— Господа, вот у нас и появился союзник. Кажется, я бросил семена вовремя и в добрую землю, ибо мой замысел начинает в свой срок давать плоды и теперь я могу предсказать, с какой стороны мы вступим во Францию. Сир де Бомон, мы назначаем вас маршалом.
— Милостивый государь, наверное, вы поступили бы правильнее, положившись в решении вопроса о наследовании только на дворян, — ответил Иоанн Геннегауский, — ведь простонародью очень выгодно поддерживать междоусобицы сильных мира сего. Когда знать и королевская власть враждуют друг с другом, народу достаются трофеи, а волкам — трупы. Разве эти чертовы фламандцы не воспользовались нашей борьбой с Империей, чтобы избавиться от нашей власти? А теперь, видите ли, они сами себе хозяева, как будто управлять графством Фландрия — это сукна валять или хмельное пиво варить.
— Благородный мой дядя, — улыбнулся Эдуард, — вы, будучи соседом фламандцев, слишком сильно заинтересованы в этом, чтобы мы смогли полностью положиться на ваше мнение, которое нужно узнать у добрых людей Ипра, Брюгге и Гента. Впрочем, если они воспользовались вашими распрями с Империей, чтобы выйти из-под вашей власти, то разве вы, сеньоры, не использовали междуцарствие, чтобы ускользнуть из-под имперской власти и настроить себе замков, которые фламандцы у вас пожгли? Это ставит вас, если я не ошибаюсь, по отношению к Людвигу Четвертому Баварскому и Фридриху Третьему почти в такое же положение, в каком коммуны Фландрии находятся по отношению к Людовику де Креси. Поверьте мне, Бомон, не будем защищать этого человека, который позволял вертеть собой какому-то аббату из Везле, ничего не смыслил в управлении страной и думал лишь о том, как бы самому обогатиться за счет народа. Вы помните моралите, что лет десять тому назад с большим успехом разыграли перед нами цирюльники из Честера? Нет, не помните, ибо, если я не забыл, вы со своими людьми вернулись во Фландрию из-за ссоры, что произошла на Троицын день тысяча триста двадцать седьмого года между геннегаусцами и англичанами в нашем городе Йорке. Так вот, это моралите, хотя тогда было мне всего пятнадцать лет, стало для меня большой наукой. Хотите, я вам его расскажу?

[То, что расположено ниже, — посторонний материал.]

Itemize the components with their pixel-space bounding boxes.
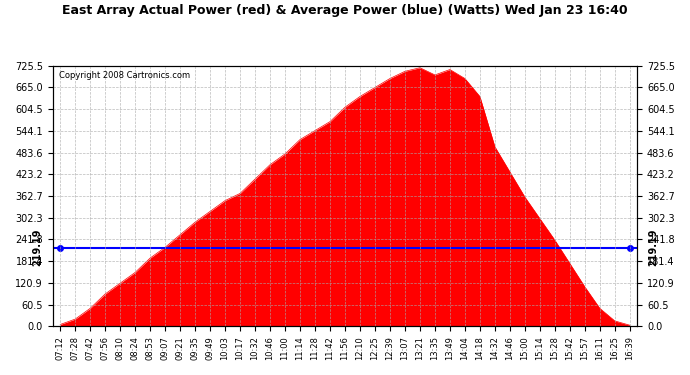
Text: East Array Actual Power (red) & Average Power (blue) (Watts) Wed Jan 23 16:40: East Array Actual Power (red) & Average … (62, 4, 628, 17)
Text: Copyright 2008 Cartronics.com: Copyright 2008 Cartronics.com (59, 71, 190, 80)
Text: 219.19: 219.19 (648, 229, 658, 266)
Text: 219.19: 219.19 (32, 229, 42, 266)
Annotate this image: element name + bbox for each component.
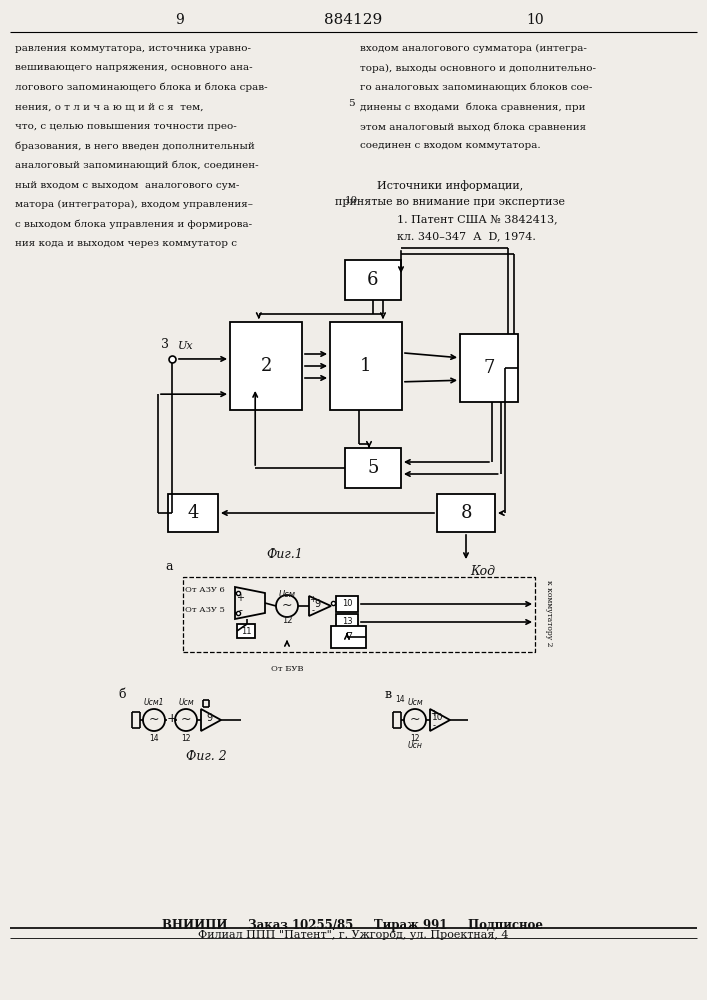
Text: От АЗУ 6: От АЗУ 6	[185, 586, 225, 594]
Text: 884129: 884129	[324, 13, 382, 27]
Text: 7: 7	[345, 632, 352, 642]
Bar	[336, 596, 358, 612]
Bar	[437, 494, 495, 532]
Text: с выходом блока управления и формирова-: с выходом блока управления и формирова-	[15, 220, 252, 229]
Text: 11: 11	[241, 626, 251, 636]
Text: 12: 12	[181, 734, 191, 743]
Bar	[331, 626, 366, 648]
Text: матора (интегратора), входом управления–: матора (интегратора), входом управления–	[15, 200, 253, 209]
Text: 10: 10	[341, 599, 352, 608]
Text: Uсм1: Uсм1	[144, 698, 164, 707]
Text: 5: 5	[348, 99, 354, 107]
Text: От АЗУ 5: От АЗУ 5	[185, 606, 225, 614]
Text: ~: ~	[148, 712, 159, 726]
Text: к коммутатору 2: к коммутатору 2	[545, 580, 553, 646]
Text: Код: Код	[470, 565, 495, 578]
Text: ный входом с выходом  аналогового сум-: ный входом с выходом аналогового сум-	[15, 180, 240, 190]
Bar	[345, 448, 401, 488]
Bar	[336, 614, 358, 630]
Text: ~: ~	[282, 598, 292, 611]
Text: логового запоминающего блока и блока срав-: логового запоминающего блока и блока сра…	[15, 83, 268, 93]
Text: кл. 340–347  А  D, 1974.: кл. 340–347 А D, 1974.	[397, 231, 536, 241]
Bar	[230, 322, 302, 410]
Text: принятые во внимание при экспертизе: принятые во внимание при экспертизе	[335, 197, 565, 207]
Text: аналоговый запоминающий блок, соединен-: аналоговый запоминающий блок, соединен-	[15, 161, 259, 170]
Text: динены с входами  блока сравнения, при: динены с входами блока сравнения, при	[360, 103, 585, 112]
Text: ВНИИПИ     Заказ 10255/85     Тираж 991     Подписное: ВНИИПИ Заказ 10255/85 Тираж 991 Подписно…	[163, 919, 544, 932]
Text: Фиг.1: Фиг.1	[267, 548, 303, 561]
Text: 14: 14	[149, 734, 159, 743]
Text: 1. Патент США № 3842413,: 1. Патент США № 3842413,	[397, 214, 558, 224]
Bar	[237, 624, 255, 638]
Text: Uсм: Uсм	[178, 698, 194, 707]
Bar	[183, 577, 535, 652]
Text: 12: 12	[410, 734, 420, 743]
Text: +: +	[167, 712, 177, 726]
Text: +: +	[310, 595, 317, 604]
Text: 4: 4	[187, 504, 199, 522]
Text: Uх: Uх	[178, 341, 194, 351]
Text: 9: 9	[314, 599, 320, 609]
Text: 8: 8	[460, 504, 472, 522]
Text: этом аналоговый выход блока сравнения: этом аналоговый выход блока сравнения	[360, 122, 586, 131]
Text: Фиг. 2: Фиг. 2	[186, 750, 226, 763]
Text: +: +	[236, 593, 244, 603]
Text: 5: 5	[368, 459, 379, 477]
Text: Uсм: Uсм	[407, 698, 423, 707]
Text: ~: ~	[410, 712, 420, 726]
Text: вешивающего напряжения, основного ана-: вешивающего напряжения, основного ана-	[15, 64, 252, 73]
Text: 1: 1	[361, 357, 372, 375]
Text: 3: 3	[161, 338, 169, 351]
Text: го аналоговых запоминающих блоков сое-: го аналоговых запоминающих блоков сое-	[360, 83, 592, 92]
Text: 9: 9	[206, 713, 212, 723]
Text: 6: 6	[367, 271, 379, 289]
Text: 10: 10	[526, 13, 544, 27]
Text: а: а	[165, 560, 173, 573]
Text: б: б	[118, 688, 126, 702]
Text: что, с целью повышения точности прео-: что, с целью повышения точности прео-	[15, 122, 237, 131]
Text: бразования, в него введен дополнительный: бразования, в него введен дополнительный	[15, 141, 255, 151]
Text: 9: 9	[175, 13, 185, 27]
Text: входом аналогового сумматора (интегра-: входом аналогового сумматора (интегра-	[360, 44, 587, 53]
Text: -: -	[433, 722, 436, 730]
Text: равления коммутатора, источника уравно-: равления коммутатора, источника уравно-	[15, 44, 251, 53]
Text: 10: 10	[344, 196, 358, 205]
Text: 12: 12	[282, 616, 292, 625]
Text: ния кода и выходом через коммутатор с: ния кода и выходом через коммутатор с	[15, 239, 237, 248]
Text: От БУВ: От БУВ	[271, 665, 303, 673]
Bar	[460, 334, 518, 402]
Text: 14: 14	[395, 695, 405, 704]
Text: +: +	[431, 708, 438, 718]
Bar	[330, 322, 402, 410]
Text: 13: 13	[341, 617, 352, 626]
Text: 10: 10	[432, 714, 444, 722]
Text: -: -	[238, 605, 242, 615]
Bar	[345, 260, 401, 300]
Text: 2: 2	[260, 357, 271, 375]
Text: тора), выходы основного и дополнительно-: тора), выходы основного и дополнительно-	[360, 64, 596, 73]
Text: ~: ~	[181, 712, 192, 726]
Text: Uсн: Uсн	[407, 741, 423, 750]
Text: Филиал ППП "Патент", г. Ужгород, ул. Проектная, 4: Филиал ППП "Патент", г. Ужгород, ул. Про…	[198, 930, 508, 940]
Text: соединен с входом коммутатора.: соединен с входом коммутатора.	[360, 141, 541, 150]
Text: в: в	[385, 688, 392, 702]
Text: 7: 7	[484, 359, 495, 377]
Text: Источники информации,: Источники информации,	[377, 180, 523, 191]
Text: Uсм: Uсм	[279, 590, 296, 599]
Text: -: -	[312, 606, 315, 615]
Bar	[168, 494, 218, 532]
Text: нения, о т л и ч а ю щ и й с я  тем,: нения, о т л и ч а ю щ и й с я тем,	[15, 103, 204, 111]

Все с любопытством обернулись к Эдуарду.
— Слушайте же, что изображалось в этом моралите! После того как у бедной четы королевские сборщики налогов отняли все, потому что она не могла уплатить подать, остался у них вместо мебели лишь старый сундук, на котором они сидели и, горько стеная, оплакивали свое разорение. Но тут сборщики снова вернулись: они вспомнили, что в жалкой хижине был еще старый сундук, а они забыли его забрать. Крестьяне просили оставить его, чтобы складывать в нем хлеб свой, когда он у них появится. Королевские сборщики не желали ни о чем слушать и, невзирая на мольбы и рыдания бедняков, заставили их подчиниться. Но едва те встали, как крышка поднялась, а из сундука выскочили три черта и утащили с собой сборщиков налогов. Эта сцена осталась у меня в памяти, и я, дорогой мой дядя, теперь всегда считаю неправыми тех, кто, отняв все у своих вассалов, хочет еще забрать у них сундук, на котором они сидят, проливая слезы.